Гость с Кавказа с любопытством прислушивается к разговору.

- Не говори глупостей! - шипит Сатанеев, пытаясь поймать девочку. - Это мой карандаш!

- А мы сейчас проверим, - заслоняя собой Нину, предлагает гость. - Загадай желание, девочка, и сделай вот так.

Он воспроизводит жест, который он подсмотрел у Киры.

- Вы не имеете права! - вскипает Сатанеев.

- Как не имею? - удивляется гость. - У меня наряд! И подпись есть.

- Товарищ Камноедов! - бросается Сатанеев к помощнику, - Прошу изъять! Примените силу!

- У них документ! - разводит руками Камноедов. - Он и есть - сила!

Представитель Кавказа кивает Нине: - Делай, как я сказал.

- Палочка-выручалочка, выручи нас всех! - быстро произносит девочка. - Сделай так, чтобы мы все-таки встретили Новый год. А то эти взрослые со своей любовью совсем про него забыли.

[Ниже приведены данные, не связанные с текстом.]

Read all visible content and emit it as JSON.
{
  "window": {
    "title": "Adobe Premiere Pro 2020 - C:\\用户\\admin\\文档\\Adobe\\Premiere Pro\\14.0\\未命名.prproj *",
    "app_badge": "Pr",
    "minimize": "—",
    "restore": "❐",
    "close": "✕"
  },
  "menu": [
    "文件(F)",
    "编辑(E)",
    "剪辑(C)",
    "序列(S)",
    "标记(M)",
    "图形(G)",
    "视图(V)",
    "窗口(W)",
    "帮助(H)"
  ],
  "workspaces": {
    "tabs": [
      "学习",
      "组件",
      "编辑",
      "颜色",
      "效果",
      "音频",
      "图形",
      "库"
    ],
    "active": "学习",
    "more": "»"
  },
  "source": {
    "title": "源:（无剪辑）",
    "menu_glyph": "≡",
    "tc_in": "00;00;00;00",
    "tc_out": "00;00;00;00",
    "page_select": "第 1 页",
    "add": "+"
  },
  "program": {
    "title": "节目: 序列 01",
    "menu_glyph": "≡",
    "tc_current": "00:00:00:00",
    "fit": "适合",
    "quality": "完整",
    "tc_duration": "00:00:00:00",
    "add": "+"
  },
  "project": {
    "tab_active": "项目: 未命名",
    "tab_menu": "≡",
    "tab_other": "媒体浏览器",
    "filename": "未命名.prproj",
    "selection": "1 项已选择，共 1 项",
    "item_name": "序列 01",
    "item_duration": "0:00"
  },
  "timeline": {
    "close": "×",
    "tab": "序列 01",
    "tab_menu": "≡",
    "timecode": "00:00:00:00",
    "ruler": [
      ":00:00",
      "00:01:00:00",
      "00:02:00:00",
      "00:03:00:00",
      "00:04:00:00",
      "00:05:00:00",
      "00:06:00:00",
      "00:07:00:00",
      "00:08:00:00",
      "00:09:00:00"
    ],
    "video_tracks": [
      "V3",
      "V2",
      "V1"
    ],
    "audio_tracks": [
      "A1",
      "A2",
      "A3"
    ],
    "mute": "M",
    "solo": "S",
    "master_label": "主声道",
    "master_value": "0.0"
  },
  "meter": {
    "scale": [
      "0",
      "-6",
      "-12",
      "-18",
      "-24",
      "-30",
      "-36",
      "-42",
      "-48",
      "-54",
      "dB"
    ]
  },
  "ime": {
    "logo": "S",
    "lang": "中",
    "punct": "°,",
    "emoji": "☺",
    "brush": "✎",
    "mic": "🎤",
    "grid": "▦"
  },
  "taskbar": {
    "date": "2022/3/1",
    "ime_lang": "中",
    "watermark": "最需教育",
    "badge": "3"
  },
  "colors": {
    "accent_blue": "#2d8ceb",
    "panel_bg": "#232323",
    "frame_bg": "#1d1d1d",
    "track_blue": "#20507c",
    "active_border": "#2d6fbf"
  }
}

И тут происходит давно запланированное чудо. В зале появляются накрытые столы. В центре - елка, украшенная цветными огнями. Все оказываются за столом, "ансамбль" на эстраде, а Нина с палочкой-выручалочкой - в центре зала.

- Вот это и есть наша волшебная палочка в действии, - весело говорит Кира, обращаясь к комиссии.

- Замечательно, замечательно, очень эффектно! - одобрительно кивает Председатель.

- И вкусно! - подвязанный салфеткой толстяк на миг отрывается от тарелки.

- Удобно, - удовлетворенно вздыхает худая женщина, развалившись на мягком стуле.

- Будем рекомендовать для внедрения в сферу услуг, - заключает Председатель.

Кира улыбается, поднимает бокал.

- С Новым годом, друзья!

Начинают бить часы. И вместе с ударами часов, подчиняясь их организующему ритму, звучит веселая песенка о Новом годе, о счастье, о любви. Поют ее по куплетам все герои нашей картины под аккомпанемент уже знакомого ансамбля.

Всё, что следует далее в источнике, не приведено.